In "Fome de Amor" ("Hunger for Love"), Alfredo (Paulo Porto), deaf, dumb and blind ex-revolutionary and his free-spirited wife Ulla (Leila Diniz) are on their seaside house and are visited by another couple : Mariana, a young frustrated pianist (Irene Stefânia) and her untrustworthy husband Felipe (Arduíno Colasanti). The two couples examine their relationships and experiment with swinging, with a lot of existentialist/revolutionary (gun traffic) issues and some nudity thrown in.
Nelson Pereira dos Santos, one of Brazil's all-time great filmmakers ("Rio 40 Graus", "Vidas Secas", "Boca de Ouro", "Memórias do Cárcere" etc) has less fortunate results with this very symbolic and hermetic "Fome de Amor" ("Hunger for Love"), in a time of extreme censorship in Brazil because of the military regime.
It was also a time for new directions for the Cinema Novo movement, which had abandoned the early-times "naïf" motives (the sertão, the macumba, the favelas) and moved nearer to the real background of the filmmakers themselves (politically concerned intellectuals -artists of bourgeois extraction). 'Fome de Amor" belongs with other NPSantos's films searching experimental techniques and story-telling (e.g. "Quem é Beta?"), and demands an unconventional and attentive audience.
The dialogues alternate from intelligent to codified to hammy, from explosive to plain boring.
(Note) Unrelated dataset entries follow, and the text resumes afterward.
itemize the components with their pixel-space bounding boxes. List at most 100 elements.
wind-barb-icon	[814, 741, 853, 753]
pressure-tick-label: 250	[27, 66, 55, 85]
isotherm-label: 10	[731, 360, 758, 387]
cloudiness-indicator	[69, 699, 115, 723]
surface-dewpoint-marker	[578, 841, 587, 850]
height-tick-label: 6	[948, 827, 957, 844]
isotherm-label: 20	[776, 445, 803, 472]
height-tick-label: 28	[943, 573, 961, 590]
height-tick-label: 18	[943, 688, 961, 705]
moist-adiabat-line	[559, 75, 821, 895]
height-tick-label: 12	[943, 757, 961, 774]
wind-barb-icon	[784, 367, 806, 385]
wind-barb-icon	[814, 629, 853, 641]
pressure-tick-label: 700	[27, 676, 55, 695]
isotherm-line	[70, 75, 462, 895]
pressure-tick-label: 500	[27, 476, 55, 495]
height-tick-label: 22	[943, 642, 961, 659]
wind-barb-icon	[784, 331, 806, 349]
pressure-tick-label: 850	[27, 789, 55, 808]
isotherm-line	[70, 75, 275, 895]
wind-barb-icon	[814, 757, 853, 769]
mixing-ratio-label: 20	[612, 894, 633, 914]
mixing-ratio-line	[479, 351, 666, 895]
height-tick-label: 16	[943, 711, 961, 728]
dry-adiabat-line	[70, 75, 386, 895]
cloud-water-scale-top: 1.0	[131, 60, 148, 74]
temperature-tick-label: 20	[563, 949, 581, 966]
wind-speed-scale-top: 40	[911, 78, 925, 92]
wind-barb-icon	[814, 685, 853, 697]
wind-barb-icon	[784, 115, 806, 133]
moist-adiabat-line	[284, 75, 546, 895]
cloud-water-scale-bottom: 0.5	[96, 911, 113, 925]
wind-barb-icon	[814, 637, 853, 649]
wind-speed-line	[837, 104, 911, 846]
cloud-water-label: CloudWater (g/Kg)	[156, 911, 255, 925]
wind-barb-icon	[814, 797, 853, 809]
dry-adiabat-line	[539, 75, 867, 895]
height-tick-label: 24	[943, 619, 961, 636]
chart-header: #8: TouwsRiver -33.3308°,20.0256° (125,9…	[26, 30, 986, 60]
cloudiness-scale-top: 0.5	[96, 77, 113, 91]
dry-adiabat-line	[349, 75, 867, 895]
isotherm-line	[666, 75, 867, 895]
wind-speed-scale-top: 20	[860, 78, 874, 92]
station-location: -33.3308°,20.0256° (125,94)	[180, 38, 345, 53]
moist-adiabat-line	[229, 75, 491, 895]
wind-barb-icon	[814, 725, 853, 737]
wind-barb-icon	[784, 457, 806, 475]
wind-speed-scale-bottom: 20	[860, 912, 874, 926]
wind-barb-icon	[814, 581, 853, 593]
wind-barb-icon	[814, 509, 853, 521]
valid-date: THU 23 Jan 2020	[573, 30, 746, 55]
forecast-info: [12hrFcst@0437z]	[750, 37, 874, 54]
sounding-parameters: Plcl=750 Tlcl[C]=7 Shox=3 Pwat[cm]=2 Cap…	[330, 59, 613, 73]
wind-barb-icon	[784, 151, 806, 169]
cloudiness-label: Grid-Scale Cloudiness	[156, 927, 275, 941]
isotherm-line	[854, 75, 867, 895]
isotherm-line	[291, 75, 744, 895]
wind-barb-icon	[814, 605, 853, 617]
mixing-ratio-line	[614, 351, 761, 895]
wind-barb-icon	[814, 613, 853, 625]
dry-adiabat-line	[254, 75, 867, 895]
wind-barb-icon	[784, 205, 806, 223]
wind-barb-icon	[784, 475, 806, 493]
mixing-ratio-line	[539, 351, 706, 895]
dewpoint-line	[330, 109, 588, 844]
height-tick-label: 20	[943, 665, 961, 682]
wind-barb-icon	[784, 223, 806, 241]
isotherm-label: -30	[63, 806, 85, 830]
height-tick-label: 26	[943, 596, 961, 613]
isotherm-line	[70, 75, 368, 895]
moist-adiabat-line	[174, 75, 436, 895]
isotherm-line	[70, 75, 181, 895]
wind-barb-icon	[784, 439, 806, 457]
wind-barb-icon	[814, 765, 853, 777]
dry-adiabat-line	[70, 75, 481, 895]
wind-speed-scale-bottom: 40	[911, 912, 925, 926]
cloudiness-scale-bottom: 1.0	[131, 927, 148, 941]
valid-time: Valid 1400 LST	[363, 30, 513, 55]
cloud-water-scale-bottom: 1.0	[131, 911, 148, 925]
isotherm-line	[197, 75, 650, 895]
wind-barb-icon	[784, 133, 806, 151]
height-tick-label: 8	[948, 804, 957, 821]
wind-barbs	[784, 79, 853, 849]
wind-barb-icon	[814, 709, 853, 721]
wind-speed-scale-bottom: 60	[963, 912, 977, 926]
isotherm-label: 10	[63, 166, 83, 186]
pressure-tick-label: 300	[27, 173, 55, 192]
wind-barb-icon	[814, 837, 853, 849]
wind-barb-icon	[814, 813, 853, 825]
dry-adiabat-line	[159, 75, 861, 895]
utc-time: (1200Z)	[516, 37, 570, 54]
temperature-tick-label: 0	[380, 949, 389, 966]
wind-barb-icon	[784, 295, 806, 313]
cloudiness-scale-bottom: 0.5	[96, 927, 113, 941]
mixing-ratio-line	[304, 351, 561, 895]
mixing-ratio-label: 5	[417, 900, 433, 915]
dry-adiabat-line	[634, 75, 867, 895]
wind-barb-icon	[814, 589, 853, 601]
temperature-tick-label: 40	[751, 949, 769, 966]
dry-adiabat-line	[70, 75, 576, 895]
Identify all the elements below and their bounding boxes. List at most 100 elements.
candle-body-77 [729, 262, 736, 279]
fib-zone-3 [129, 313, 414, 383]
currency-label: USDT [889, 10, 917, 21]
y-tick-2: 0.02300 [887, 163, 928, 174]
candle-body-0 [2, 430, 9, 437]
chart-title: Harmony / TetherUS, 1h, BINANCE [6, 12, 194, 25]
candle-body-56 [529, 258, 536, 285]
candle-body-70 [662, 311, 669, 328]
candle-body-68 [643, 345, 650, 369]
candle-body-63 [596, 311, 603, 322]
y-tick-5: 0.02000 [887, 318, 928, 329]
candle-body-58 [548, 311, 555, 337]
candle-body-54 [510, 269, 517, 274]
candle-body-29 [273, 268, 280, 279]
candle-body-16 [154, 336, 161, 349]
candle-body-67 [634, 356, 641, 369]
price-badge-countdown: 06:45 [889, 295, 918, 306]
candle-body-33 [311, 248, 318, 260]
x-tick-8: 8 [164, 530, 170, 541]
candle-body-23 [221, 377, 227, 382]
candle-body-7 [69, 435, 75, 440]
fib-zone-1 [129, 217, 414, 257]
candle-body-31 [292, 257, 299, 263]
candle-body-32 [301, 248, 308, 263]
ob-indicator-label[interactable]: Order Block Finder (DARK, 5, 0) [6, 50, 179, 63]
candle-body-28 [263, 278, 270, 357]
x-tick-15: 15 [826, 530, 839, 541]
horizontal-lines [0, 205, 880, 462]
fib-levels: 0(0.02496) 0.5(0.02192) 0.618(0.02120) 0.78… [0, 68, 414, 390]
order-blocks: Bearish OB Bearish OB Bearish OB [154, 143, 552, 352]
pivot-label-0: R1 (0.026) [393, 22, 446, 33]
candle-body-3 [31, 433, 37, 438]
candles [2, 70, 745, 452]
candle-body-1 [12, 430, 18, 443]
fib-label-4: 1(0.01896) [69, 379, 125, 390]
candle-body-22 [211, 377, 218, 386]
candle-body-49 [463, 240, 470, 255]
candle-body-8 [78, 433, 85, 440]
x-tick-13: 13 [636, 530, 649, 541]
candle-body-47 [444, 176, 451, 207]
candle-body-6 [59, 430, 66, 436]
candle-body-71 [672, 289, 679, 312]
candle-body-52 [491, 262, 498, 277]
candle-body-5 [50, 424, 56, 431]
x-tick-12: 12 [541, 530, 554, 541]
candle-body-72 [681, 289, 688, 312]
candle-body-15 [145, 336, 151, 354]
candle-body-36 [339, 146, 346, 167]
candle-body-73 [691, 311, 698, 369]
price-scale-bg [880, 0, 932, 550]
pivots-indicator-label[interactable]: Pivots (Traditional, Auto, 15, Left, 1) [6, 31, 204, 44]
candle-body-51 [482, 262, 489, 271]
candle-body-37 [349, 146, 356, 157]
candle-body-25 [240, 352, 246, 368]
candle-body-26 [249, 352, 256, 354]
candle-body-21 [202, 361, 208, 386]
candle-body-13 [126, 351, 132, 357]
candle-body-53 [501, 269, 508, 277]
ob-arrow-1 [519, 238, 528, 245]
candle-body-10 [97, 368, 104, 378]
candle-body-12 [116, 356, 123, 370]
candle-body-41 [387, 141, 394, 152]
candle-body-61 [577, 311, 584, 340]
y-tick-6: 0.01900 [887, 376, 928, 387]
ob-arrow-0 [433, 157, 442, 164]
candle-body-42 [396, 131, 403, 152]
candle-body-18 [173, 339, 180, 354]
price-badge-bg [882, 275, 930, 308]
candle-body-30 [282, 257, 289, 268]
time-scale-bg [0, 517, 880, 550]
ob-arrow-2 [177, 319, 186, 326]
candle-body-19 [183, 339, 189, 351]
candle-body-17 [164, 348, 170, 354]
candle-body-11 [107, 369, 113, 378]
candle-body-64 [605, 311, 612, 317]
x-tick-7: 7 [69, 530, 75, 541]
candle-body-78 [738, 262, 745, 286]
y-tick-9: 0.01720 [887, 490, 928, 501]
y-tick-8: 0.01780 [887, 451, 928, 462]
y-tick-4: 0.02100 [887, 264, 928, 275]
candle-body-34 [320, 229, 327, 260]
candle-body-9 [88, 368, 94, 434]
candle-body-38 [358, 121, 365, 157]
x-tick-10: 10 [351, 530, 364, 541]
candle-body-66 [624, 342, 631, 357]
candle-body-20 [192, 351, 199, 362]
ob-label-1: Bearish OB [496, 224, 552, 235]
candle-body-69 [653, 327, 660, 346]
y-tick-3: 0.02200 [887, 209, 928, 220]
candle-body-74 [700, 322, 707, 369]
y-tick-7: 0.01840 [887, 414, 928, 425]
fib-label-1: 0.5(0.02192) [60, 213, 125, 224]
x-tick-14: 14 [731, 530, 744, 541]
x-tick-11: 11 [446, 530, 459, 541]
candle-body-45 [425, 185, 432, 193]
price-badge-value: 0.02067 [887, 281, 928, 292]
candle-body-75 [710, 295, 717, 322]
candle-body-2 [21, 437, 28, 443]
The cast, though, is quite good, with veteran Paulo Porto, male heartthrob Arduíno Colasanti looking good, but most of all the lovely leading ladies who are a knockout: curvaceous and wonderful 23 year-old Leila Diniz, Brazil's greatest sex symbol of the late 60s/early 70s (who died tragically in a plane crash in 1972) and lovely 20-year-old Irene Stefânia. If you get a chance to see "Fome de Amor" you maybe frustrated with the film's symbolic language, but you certainly won't be let down by these two beautiful stars. My vote: 5 out of 10.